Le Rwanda commémore, ce dimanche, le 25e anniversaire du génocide de 1994 dont il a trouvé la force de se relever mais qui continue un quart de siècle après à jeter son ombre sur le pays.
Le chef de l'État rwandais, Paul Kagame, va allumer dimanche matin une flamme du souvenir au mémorial de Gisozi à Kigali. Puis, prononcera dans l’après-midi un discours lors d'une cérémonie au stade Amahoro. Cette journée ouvre une semaine d'activités en liaison avec la mémoire du génocide, faite d'échanges, de réflexions et de programmes de sensibilisation dans tout le pays, ainsi qu'un deuil officiel de cent jours.
Pour les survivants et leur famille, la commémoration du génocide reste une épreuve bouleversante, qui fait ressurgir les images des tueries ayant coûté la vie, entre avril et juillet 1994, à au moins huit cent mille personnes, selon l'ONU, essentiellement au sein de la minorité tutsi. Les massacres, perpétrés par les Forces armées rwandaises et les miliciens hutu Interahamwe, mais aussi par des civils hutu exaltés par la propagande antitutsi, ont commencé le 7 avril 1994, au lendemain de l'assassinat du président hutu, Juvénal Habyarimana.
Le carnage a pris fin le 4 juillet avec l'entrée à Kigali de la rébellion tutsi du Front patriotique rwandais, dirigée par Paul Kagame. Homme fort du Rwanda depuis lors, il a présidé au redressement de son pays. Un redressement symbolisé par le développement économique du Rwanda, dont Kigali est devenue la vitrine moderne avec l'aide de la communauté internationale.

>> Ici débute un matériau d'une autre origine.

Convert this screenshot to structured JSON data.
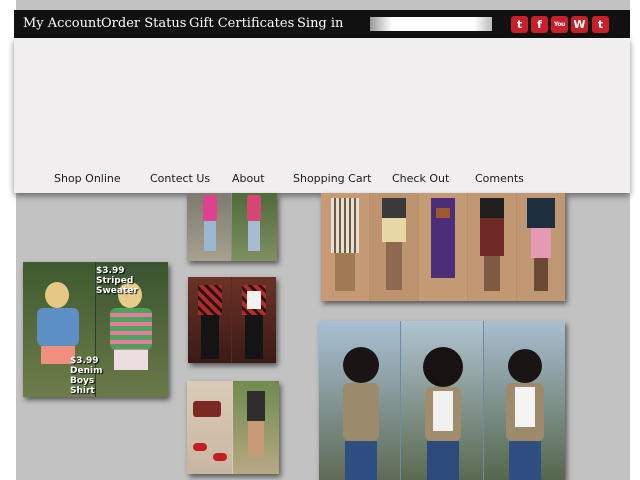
{
  "topbar": {
    "links": [
      "My Account",
      "Order Status",
      "Gift Certificates",
      "Sing in"
    ],
    "search": {
      "value": "",
      "placeholder": ""
    },
    "social": [
      {
        "icon": "twitter-icon",
        "glyph": "t"
      },
      {
        "icon": "facebook-icon",
        "glyph": "f"
      },
      {
        "icon": "youtube-icon",
        "glyph": "You Tube"
      },
      {
        "icon": "wordpress-icon",
        "glyph": "W"
      },
      {
        "icon": "tumblr-icon",
        "glyph": "t"
      }
    ]
  },
  "nav": {
    "items": [
      "Shop Online",
      "Contect Us",
      "About",
      "Shopping Cart",
      "Check Out",
      "Coments"
    ]
  },
  "promo": {
    "sweater_price": "$3.99",
    "sweater_label_1": "Striped",
    "sweater_label_2": "Sweater",
    "shirt_price": "$3.99",
    "shirt_label_1": "Denim",
    "shirt_label_2": "Boys",
    "shirt_label_3": "Shirt"
  },
  "colors": {
    "topbar": "#111111",
    "social": "#c8202b",
    "panel": "#f0eeef",
    "backdrop": "#c2c2c2"
  }
}
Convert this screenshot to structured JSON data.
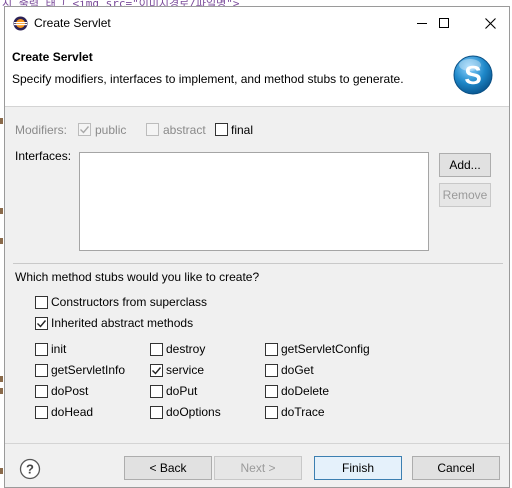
{
  "background": {
    "code_fragment": "시 출력 태그 <img src=\"이미지경로/파일명\">"
  },
  "window": {
    "title": "Create Servlet",
    "controls": {
      "minimize": "minimize",
      "maximize": "maximize",
      "close": "close"
    }
  },
  "header": {
    "title": "Create Servlet",
    "description": "Specify modifiers, interfaces to implement, and method stubs to generate.",
    "logo_letter": "S"
  },
  "modifiers": {
    "label": "Modifiers:",
    "public": {
      "label": "public",
      "checked": true,
      "enabled": false
    },
    "abstract": {
      "label": "abstract",
      "checked": false,
      "enabled": false
    },
    "final": {
      "label": "final",
      "checked": false,
      "enabled": true
    }
  },
  "interfaces": {
    "label": "Interfaces:",
    "items": [],
    "add_button": "Add...",
    "remove_button": "Remove"
  },
  "stubs": {
    "question": "Which method stubs would you like to create?",
    "constructors": {
      "label": "Constructors from superclass",
      "checked": false
    },
    "inherited": {
      "label": "Inherited abstract methods",
      "checked": true
    },
    "methods": [
      {
        "label": "init",
        "checked": false
      },
      {
        "label": "destroy",
        "checked": false
      },
      {
        "label": "getServletConfig",
        "checked": false
      },
      {
        "label": "getServletInfo",
        "checked": false
      },
      {
        "label": "service",
        "checked": true
      },
      {
        "label": "doGet",
        "checked": false
      },
      {
        "label": "doPost",
        "checked": false
      },
      {
        "label": "doPut",
        "checked": false
      },
      {
        "label": "doDelete",
        "checked": false
      },
      {
        "label": "doHead",
        "checked": false
      },
      {
        "label": "doOptions",
        "checked": false
      },
      {
        "label": "doTrace",
        "checked": false
      }
    ]
  },
  "footer": {
    "help": "?",
    "back": "< Back",
    "next": "Next >",
    "finish": "Finish",
    "cancel": "Cancel"
  },
  "colors": {
    "dialog_bg": "#f0f0f0",
    "header_bg": "#ffffff",
    "logo_blue": "#1e88c9",
    "primary_border": "#3c7fb1"
  }
}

En interdisant toute référence à l'appartenance ethnique dans la vie publique et en faisant une priorité de la justice à l'égard des acteurs du génocide, à l'aide des tribunaux populaires (gacaca), les autorités ont aussi réussi à faire coexister pacifiquement bourreaux et victimes.

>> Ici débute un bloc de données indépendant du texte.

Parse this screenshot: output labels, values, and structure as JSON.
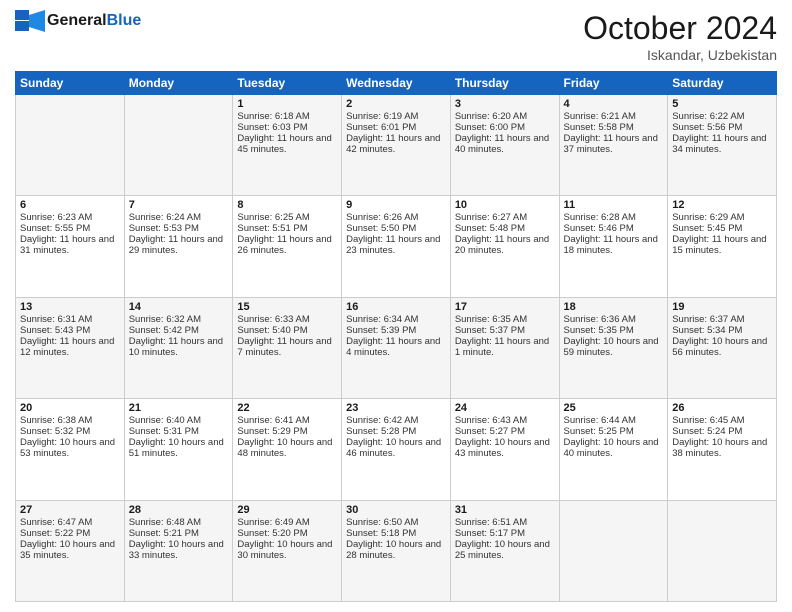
{
  "header": {
    "logo_general": "General",
    "logo_blue": "Blue",
    "month": "October 2024",
    "location": "Iskandar, Uzbekistan"
  },
  "weekdays": [
    "Sunday",
    "Monday",
    "Tuesday",
    "Wednesday",
    "Thursday",
    "Friday",
    "Saturday"
  ],
  "rows": [
    [
      {
        "day": "",
        "sunrise": "",
        "sunset": "",
        "daylight": ""
      },
      {
        "day": "",
        "sunrise": "",
        "sunset": "",
        "daylight": ""
      },
      {
        "day": "1",
        "sunrise": "Sunrise: 6:18 AM",
        "sunset": "Sunset: 6:03 PM",
        "daylight": "Daylight: 11 hours and 45 minutes."
      },
      {
        "day": "2",
        "sunrise": "Sunrise: 6:19 AM",
        "sunset": "Sunset: 6:01 PM",
        "daylight": "Daylight: 11 hours and 42 minutes."
      },
      {
        "day": "3",
        "sunrise": "Sunrise: 6:20 AM",
        "sunset": "Sunset: 6:00 PM",
        "daylight": "Daylight: 11 hours and 40 minutes."
      },
      {
        "day": "4",
        "sunrise": "Sunrise: 6:21 AM",
        "sunset": "Sunset: 5:58 PM",
        "daylight": "Daylight: 11 hours and 37 minutes."
      },
      {
        "day": "5",
        "sunrise": "Sunrise: 6:22 AM",
        "sunset": "Sunset: 5:56 PM",
        "daylight": "Daylight: 11 hours and 34 minutes."
      }
    ],
    [
      {
        "day": "6",
        "sunrise": "Sunrise: 6:23 AM",
        "sunset": "Sunset: 5:55 PM",
        "daylight": "Daylight: 11 hours and 31 minutes."
      },
      {
        "day": "7",
        "sunrise": "Sunrise: 6:24 AM",
        "sunset": "Sunset: 5:53 PM",
        "daylight": "Daylight: 11 hours and 29 minutes."
      },
      {
        "day": "8",
        "sunrise": "Sunrise: 6:25 AM",
        "sunset": "Sunset: 5:51 PM",
        "daylight": "Daylight: 11 hours and 26 minutes."
      },
      {
        "day": "9",
        "sunrise": "Sunrise: 6:26 AM",
        "sunset": "Sunset: 5:50 PM",
        "daylight": "Daylight: 11 hours and 23 minutes."
      },
      {
        "day": "10",
        "sunrise": "Sunrise: 6:27 AM",
        "sunset": "Sunset: 5:48 PM",
        "daylight": "Daylight: 11 hours and 20 minutes."
      },
      {
        "day": "11",
        "sunrise": "Sunrise: 6:28 AM",
        "sunset": "Sunset: 5:46 PM",
        "daylight": "Daylight: 11 hours and 18 minutes."
      },
      {
        "day": "12",
        "sunrise": "Sunrise: 6:29 AM",
        "sunset": "Sunset: 5:45 PM",
        "daylight": "Daylight: 11 hours and 15 minutes."
      }
    ],
    [
      {
        "day": "13",
        "sunrise": "Sunrise: 6:31 AM",
        "sunset": "Sunset: 5:43 PM",
        "daylight": "Daylight: 11 hours and 12 minutes."
      },
      {
        "day": "14",
        "sunrise": "Sunrise: 6:32 AM",
        "sunset": "Sunset: 5:42 PM",
        "daylight": "Daylight: 11 hours and 10 minutes."
      },
      {
        "day": "15",
        "sunrise": "Sunrise: 6:33 AM",
        "sunset": "Sunset: 5:40 PM",
        "daylight": "Daylight: 11 hours and 7 minutes."
      },
      {
        "day": "16",
        "sunrise": "Sunrise: 6:34 AM",
        "sunset": "Sunset: 5:39 PM",
        "daylight": "Daylight: 11 hours and 4 minutes."
      },
      {
        "day": "17",
        "sunrise": "Sunrise: 6:35 AM",
        "sunset": "Sunset: 5:37 PM",
        "daylight": "Daylight: 11 hours and 1 minute."
      },
      {
        "day": "18",
        "sunrise": "Sunrise: 6:36 AM",
        "sunset": "Sunset: 5:35 PM",
        "daylight": "Daylight: 10 hours and 59 minutes."
      },
      {
        "day": "19",
        "sunrise": "Sunrise: 6:37 AM",
        "sunset": "Sunset: 5:34 PM",
        "daylight": "Daylight: 10 hours and 56 minutes."
      }
    ],
    [
      {
        "day": "20",
        "sunrise": "Sunrise: 6:38 AM",
        "sunset": "Sunset: 5:32 PM",
        "daylight": "Daylight: 10 hours and 53 minutes."
      },
      {
        "day": "21",
        "sunrise": "Sunrise: 6:40 AM",
        "sunset": "Sunset: 5:31 PM",
        "daylight": "Daylight: 10 hours and 51 minutes."
      },
      {
        "day": "22",
        "sunrise": "Sunrise: 6:41 AM",
        "sunset": "Sunset: 5:29 PM",
        "daylight": "Daylight: 10 hours and 48 minutes."
      },
      {
        "day": "23",
        "sunrise": "Sunrise: 6:42 AM",
        "sunset": "Sunset: 5:28 PM",
        "daylight": "Daylight: 10 hours and 46 minutes."
      },
      {
        "day": "24",
        "sunrise": "Sunrise: 6:43 AM",
        "sunset": "Sunset: 5:27 PM",
        "daylight": "Daylight: 10 hours and 43 minutes."
      },
      {
        "day": "25",
        "sunrise": "Sunrise: 6:44 AM",
        "sunset": "Sunset: 5:25 PM",
        "daylight": "Daylight: 10 hours and 40 minutes."
      },
      {
        "day": "26",
        "sunrise": "Sunrise: 6:45 AM",
        "sunset": "Sunset: 5:24 PM",
        "daylight": "Daylight: 10 hours and 38 minutes."
      }
    ],
    [
      {
        "day": "27",
        "sunrise": "Sunrise: 6:47 AM",
        "sunset": "Sunset: 5:22 PM",
        "daylight": "Daylight: 10 hours and 35 minutes."
      },
      {
        "day": "28",
        "sunrise": "Sunrise: 6:48 AM",
        "sunset": "Sunset: 5:21 PM",
        "daylight": "Daylight: 10 hours and 33 minutes."
      },
      {
        "day": "29",
        "sunrise": "Sunrise: 6:49 AM",
        "sunset": "Sunset: 5:20 PM",
        "daylight": "Daylight: 10 hours and 30 minutes."
      },
      {
        "day": "30",
        "sunrise": "Sunrise: 6:50 AM",
        "sunset": "Sunset: 5:18 PM",
        "daylight": "Daylight: 10 hours and 28 minutes."
      },
      {
        "day": "31",
        "sunrise": "Sunrise: 6:51 AM",
        "sunset": "Sunset: 5:17 PM",
        "daylight": "Daylight: 10 hours and 25 minutes."
      },
      {
        "day": "",
        "sunrise": "",
        "sunset": "",
        "daylight": ""
      },
      {
        "day": "",
        "sunrise": "",
        "sunset": "",
        "daylight": ""
      }
    ]
  ]
}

Sept millions de Rwandais (sur douze millions) n'étaient pas nés à l'époque du génocide et toutes les plaies de la tragédie ne sont pas cicatrisées. Pour les critiques du régime, le consensus social n'est que la résultante de l'autoritarisme de Paul Kagame respecté en Afrique. Le Rwanda post-génocide, qui n'a connu d'autre leader, lui doit pour beaucoup sa cohésion.
Paul Kagame, l'ouverture politique à tout petits pas
Leader incontournable du Rwanda depuis le génocide auquel il avait mis fin, le président Paul Kagame est respecté et craint.
Après un quart de siècle au pouvoir, Paul Kagame, 61 ans, a acquis une figure de père de la Nation autant respecté que craint au Rwanda et sur le reste du continent africain. Il n'avait que 36 ans, en 1994, quand à la tête du Front patriotique rwandais, il chassa hors du pays les extrémistes hutu responsables du génocide ayant fait au moins huit cent mille morts, selon l'ONU, essentiellement au sein de la minorité tutsi. Successivement vice-président et ministre de la Défense après 1994, puis président à partir d'avril 2000, Paul Kagame a impulsé par sa forte personnalité le renouveau du Rwanda. Sous sa férule, le pays a été pacifié et a retrouvé son unité. Surtout, il a connu un développement économique spectaculaire, avec plus de 7% de croissance annuelle depuis le début du siècle.
Une image d’ouverture du président Kagame se dessine aujourd’hui en Occident qui lui reproche son autoritarisme, marqué notamment par l'élection à la tête de la Francophonie de l'ancienne ministre des Affaires étrangères, Louise Mushikiwabo, ou encore par l'entrée de l'opposition au parlement, en septembre 2018. Autre signe, le Rwanda doit accueillir en 2020, la réunion des chefs de gouvernement du Commonwealth, tandis que le Parti démocratique vert de Frank Habineza, seul parti d'opposition toléré, a obtenu deux sièges. Il reste que le code pénal prévoit toujours de lourdes sanctions contre les prises de position trop ouvertement hostiles au gouvernement ou susceptibles d'être considérées comme de la diffamation à l'encontre du chef de l’État.